Coupe du monde. Équipe de France
L’aventure de l’équipe de France à la Coupe du monde aura duré un jour de moins que prévu. Un jour seulement au bout de sept semaines de vie commune, depuis le début de la préparation à Clairefontaine, fin mai, jusqu’aux au-revoir et aux adieux, samedi soir, dans la chaleur moite de Miami. Les Bleus rêvaient de New York, mais c’est en Floride qu’ils ont passé leurs derniers jours ensemble, autour d’une petite finale que pas grand monde ne voulait disputer. Et pourtant, les supporters qui pensaient que ce match serait ennuyant ont eu tord. Ce France - Angleterre s'est terminé sur un spectaculaire 4-6, avec des Bleus menés 4-0 à la mi-temps. Ils s’imaginaient à New York, ce dimanche, à défier l’Argentine dans un remake bouillant de la finale du Mondial 2022.
Mais la dernière semaine de la troupe de Didier Deschamps aux États-Unis n’a pas suivi le scénario envisagé. Il y a neuf jours, le vestiaire tricolore, en pleine allégresse, célèbre la victoire contre le Maroc (2-0) en quarts de finale et une qualification dans le dernier carré pour la troisième fois d’affilée en Coupe du monde.
Quelques anciens internationaux, comme Thierry Henry et André-Pierre Gignac, passent une tête dans le vestiaire pour les féliciter. Le week-end suivant à Boston, dans le camp de base où ils ont pris leurs habitudes, l’intensité des entraînements ne faiblit pas, avec en point de mire la demi-finale contre l’Espagne, adversaire tant redouté.
À Dallas, le rêve brisé
Avant de s’envoler vers Dallas, le groupe fête l’anniversaire de Franck Raviot (53 ans), l’entraîneur des gardiens, un fidèle de Deschamps. Il est né un 12 juillet, une belle date dans l’histoire du foot français. Dans son discours, écouté religieusement par l’ensemble du groupe, il témoigne son affection pour tous ces joueurs. De ses mots se dégage aussi l’émotion de la fin qui approche.
Dans le Texas, après quatre heures de vol, les Bleus découvrent l’immense attente autour des quatre demi-finalistes de la Coupe du monde. Le dernier entraînement de veille de match, lundi 13 juillet, se déroule sur le campus de la Southern Methodist University (SMU), situé au nord du centre-ville de Dallas. Les journalistes présents se comptent par centaines, des supporters tentent de trouver un entrebâillement dans les bâches qui cachent le terrain pour apercevoir Kylian Mbappé et ses coéquipiers. L’atmosphère est légère. La cheville du capitaine des Bleus, touchée contre le Maroc, laisse planer un léger doute.
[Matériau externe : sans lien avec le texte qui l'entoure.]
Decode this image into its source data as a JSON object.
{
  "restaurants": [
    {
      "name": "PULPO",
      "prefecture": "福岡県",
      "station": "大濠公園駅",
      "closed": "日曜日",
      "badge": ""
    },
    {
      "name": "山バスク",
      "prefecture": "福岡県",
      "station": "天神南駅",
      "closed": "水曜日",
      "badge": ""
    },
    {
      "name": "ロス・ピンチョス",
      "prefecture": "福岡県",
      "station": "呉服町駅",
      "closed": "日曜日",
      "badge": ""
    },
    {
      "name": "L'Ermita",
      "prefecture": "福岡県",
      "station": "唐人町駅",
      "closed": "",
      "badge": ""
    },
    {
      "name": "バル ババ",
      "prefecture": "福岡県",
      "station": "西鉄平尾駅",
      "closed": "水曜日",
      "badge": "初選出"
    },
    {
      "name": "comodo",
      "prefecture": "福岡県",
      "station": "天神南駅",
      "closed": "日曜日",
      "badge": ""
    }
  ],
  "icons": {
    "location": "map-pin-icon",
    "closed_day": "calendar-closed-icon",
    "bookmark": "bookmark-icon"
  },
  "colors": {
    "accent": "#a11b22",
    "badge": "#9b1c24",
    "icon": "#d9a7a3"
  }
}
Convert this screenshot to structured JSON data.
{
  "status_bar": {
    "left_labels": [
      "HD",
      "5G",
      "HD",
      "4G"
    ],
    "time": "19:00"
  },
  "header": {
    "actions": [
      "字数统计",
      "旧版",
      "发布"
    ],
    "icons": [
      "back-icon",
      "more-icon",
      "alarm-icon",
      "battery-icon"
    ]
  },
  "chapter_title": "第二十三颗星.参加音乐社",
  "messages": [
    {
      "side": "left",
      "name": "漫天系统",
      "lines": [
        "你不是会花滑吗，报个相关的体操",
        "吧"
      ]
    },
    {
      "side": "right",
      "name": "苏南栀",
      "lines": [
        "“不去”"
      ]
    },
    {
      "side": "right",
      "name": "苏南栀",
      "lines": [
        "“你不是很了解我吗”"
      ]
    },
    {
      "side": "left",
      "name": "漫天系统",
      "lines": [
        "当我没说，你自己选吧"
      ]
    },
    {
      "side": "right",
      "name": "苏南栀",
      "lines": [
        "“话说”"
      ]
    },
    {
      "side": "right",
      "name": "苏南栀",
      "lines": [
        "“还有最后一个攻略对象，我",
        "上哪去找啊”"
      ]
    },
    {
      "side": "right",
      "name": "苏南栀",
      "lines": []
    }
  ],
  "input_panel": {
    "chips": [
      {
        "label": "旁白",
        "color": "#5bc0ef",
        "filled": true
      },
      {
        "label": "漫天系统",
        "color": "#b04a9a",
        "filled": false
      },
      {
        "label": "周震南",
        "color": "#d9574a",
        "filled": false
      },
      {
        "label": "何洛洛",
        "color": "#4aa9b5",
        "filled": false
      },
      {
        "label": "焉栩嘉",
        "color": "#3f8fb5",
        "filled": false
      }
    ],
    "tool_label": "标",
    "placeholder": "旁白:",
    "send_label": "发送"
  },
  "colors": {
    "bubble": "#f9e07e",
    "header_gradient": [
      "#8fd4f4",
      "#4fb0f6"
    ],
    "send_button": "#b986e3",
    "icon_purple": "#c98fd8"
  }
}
La France aborde, mardi 14 juillet, le rendez-vous qui fait basculer les destins. Cette fois-ci du mauvais côté. L’Espagne était plus forte. Dans le vestiaire, après le match, les joueurs sont « au fond du trou ». Le rêve de finale s’est envolé.
Le lendemain, à Bentley, l’université de Boston où ils se sont entraînés depuis six semaines, c’est déjà l’heure des premiers adieux. Didier Deschamps offre des maillots de l’équipe de France au personnel qui les a accueillis. À l’hôtel Four Seasons, dans le centre-ville, les joueurs, le staff et le personnel de l’établissement posent tous ensemble. Des adieux encore. Quelques sourires apparaissent sur les visages mais le cœur n’y est plus.
Au-revoir Boston, « welcome to Miami »
Jeudi 16 juillet, les éclats de rire dans les couloirs de l’hôtel et dans les chambres ne sont plus que des souvenirs. Les joueurs ont fait leur valise, le staff a plié le matériel. Dans l’avion qui transporte la délégation tricolore vers Miami, où se déroule la petite finale contre l’Angleterre, Rayan Cherki promet de « revenir plus fort » et de « réunir tout le monde derrière le coq ». La fraîcheur du joueur de Manchester City a traversé l’ensemble de la compétition.
Miami, il y a pire endroit pour finir la Coupe du monde. Little Havana, Ocean Drive, la marina sont autant d’endroits où flâner pour se libérer l’esprit. Les Bleus tentent, jeudi soir, d’obtenir un bon de sortie de leur hôtel à Fort Lauderdale, mais Didier Deschamps refuse. Il reste un dernier match à jouer, pas celui qu’ils espéraient. Les Anglais sont dans le même état d’esprit après leur sabordage contre l’Argentine. Vendredi, l’entraînement se déroule au Chase Stadium, l’ancien stade de l’Inter Miami, qui a construit depuis une nouvelle enceinte dont une tribune porte déjà le nom de Lionel Messi, la star du club de MLS.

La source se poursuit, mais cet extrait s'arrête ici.